La révolution de 1917 a provoqué d’abord des changements favorables en faveur des Juifs boukhariotes, mais dès 1921 l’Evsektcija (Evrejskaja sekcija, « section juive du Parti Communiste ») prenait en charge toutes les activités communales.

L’hébreu était aboli en tant que langue nationale des Juifs boukhariotes en faveur du tadjik.
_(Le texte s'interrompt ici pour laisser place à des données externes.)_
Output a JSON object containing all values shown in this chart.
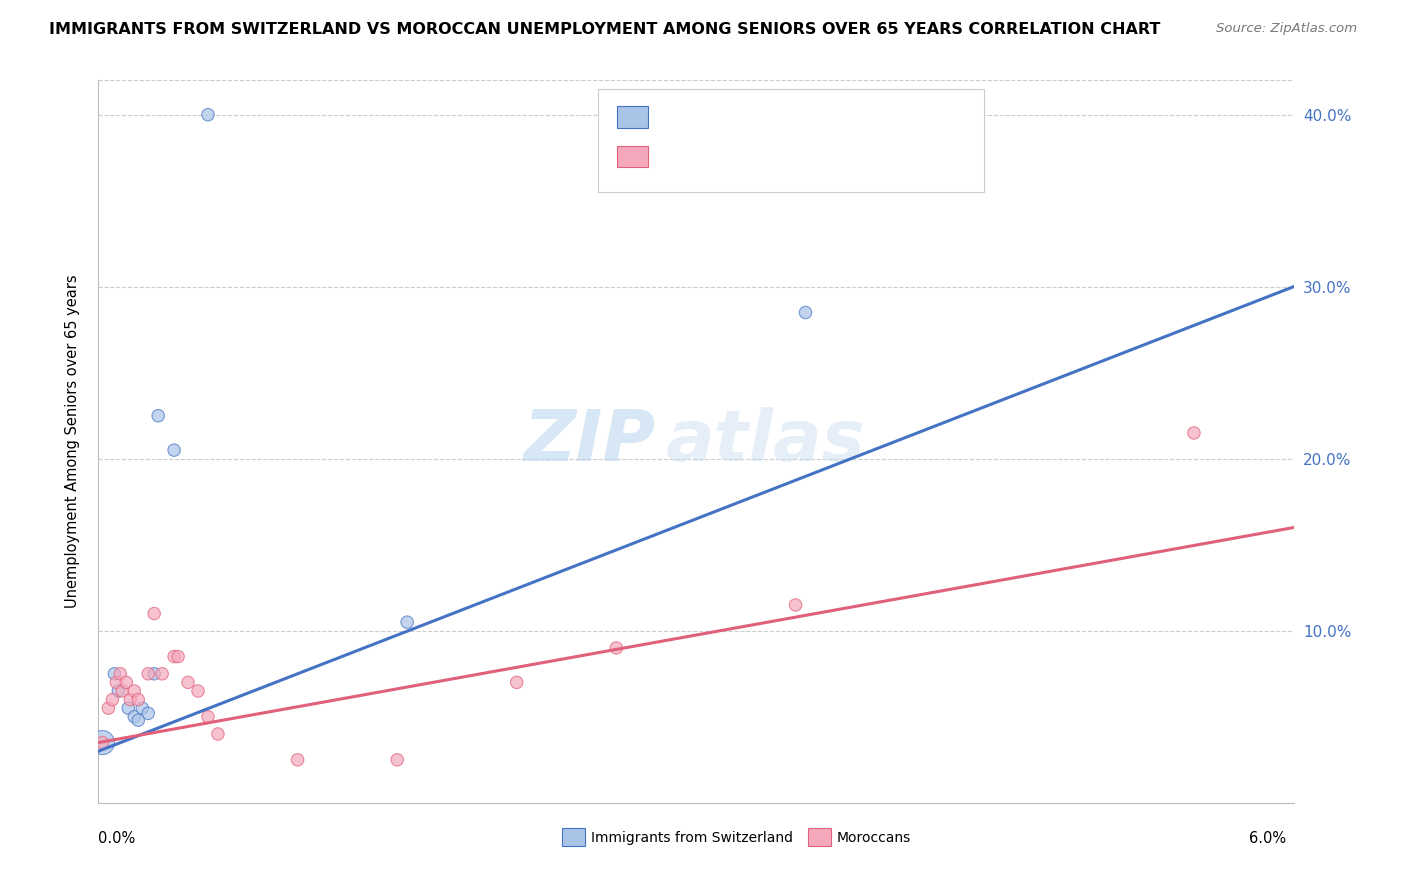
{
  "title": "IMMIGRANTS FROM SWITZERLAND VS MOROCCAN UNEMPLOYMENT AMONG SENIORS OVER 65 YEARS CORRELATION CHART",
  "source": "Source: ZipAtlas.com",
  "ylabel": "Unemployment Among Seniors over 65 years",
  "xlim": [
    0.0,
    6.0
  ],
  "ylim": [
    0.0,
    42.0
  ],
  "ytick_vals": [
    10,
    20,
    30,
    40
  ],
  "ytick_labels": [
    "10.0%",
    "20.0%",
    "30.0%",
    "40.0%"
  ],
  "watermark": "ZIPatlas",
  "swiss_color": "#aac4e8",
  "moroccan_color": "#f5a8bc",
  "swiss_line_color": "#4472c4",
  "moroccan_line_color": "#e0607a",
  "swiss_points": [
    [
      0.02,
      3.5,
      300
    ],
    [
      0.08,
      7.5,
      80
    ],
    [
      0.1,
      6.5,
      80
    ],
    [
      0.15,
      5.5,
      80
    ],
    [
      0.18,
      5.0,
      80
    ],
    [
      0.22,
      5.5,
      80
    ],
    [
      0.28,
      7.5,
      80
    ],
    [
      0.3,
      22.5,
      80
    ],
    [
      0.38,
      20.5,
      80
    ],
    [
      0.55,
      40.0,
      80
    ],
    [
      1.55,
      10.5,
      80
    ],
    [
      3.55,
      28.5,
      80
    ],
    [
      0.25,
      5.2,
      80
    ],
    [
      0.2,
      4.8,
      80
    ]
  ],
  "moroccan_points": [
    [
      0.02,
      3.5,
      80
    ],
    [
      0.05,
      5.5,
      80
    ],
    [
      0.07,
      6.0,
      80
    ],
    [
      0.09,
      7.0,
      80
    ],
    [
      0.11,
      7.5,
      80
    ],
    [
      0.12,
      6.5,
      80
    ],
    [
      0.14,
      7.0,
      80
    ],
    [
      0.16,
      6.0,
      80
    ],
    [
      0.18,
      6.5,
      80
    ],
    [
      0.2,
      6.0,
      80
    ],
    [
      0.25,
      7.5,
      80
    ],
    [
      0.28,
      11.0,
      80
    ],
    [
      0.32,
      7.5,
      80
    ],
    [
      0.38,
      8.5,
      80
    ],
    [
      0.4,
      8.5,
      80
    ],
    [
      0.45,
      7.0,
      80
    ],
    [
      0.5,
      6.5,
      80
    ],
    [
      0.55,
      5.0,
      80
    ],
    [
      0.6,
      4.0,
      80
    ],
    [
      1.0,
      2.5,
      80
    ],
    [
      1.5,
      2.5,
      80
    ],
    [
      2.1,
      7.0,
      80
    ],
    [
      2.6,
      9.0,
      80
    ],
    [
      3.5,
      11.5,
      80
    ],
    [
      5.5,
      21.5,
      80
    ]
  ],
  "swiss_reg_line": [
    0.0,
    6.0
  ],
  "moroccan_reg_line": [
    0.0,
    6.0
  ]
}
Transcrite d’abord en caractères hébreux cette langue fut ensuite transcrite en caractères latins utilisés par les autres nationalités d’Asie Centrale.

On peut dire qu’à l’exception de quelques anciens membres de la communauté, les Juifs boukhariotes ont cessé d’exister en tant que communauté distincte et peuvent être considérés comme entièrement dénationalisés au point de vue de leur religion et de leur originalité ethnique.

Des Juifs boukhariotes sont parvenus en Palestine en 1868.

En 1892, ils ont créé un quartier spécial à Jérusalem, connu sous le nom de Rehovoth, qui existe encore de nos jours.

Avant le début de la première guerre mondiale cette communauté comptait quelque 1500 membres. L’établissement du mandat palestinien, à la fin de la guerre, a provoqué un nouvel afflux et leur nombre atteint maintenant 2500*.

Rudolf LOEWENTHAL. Washington, juin i960.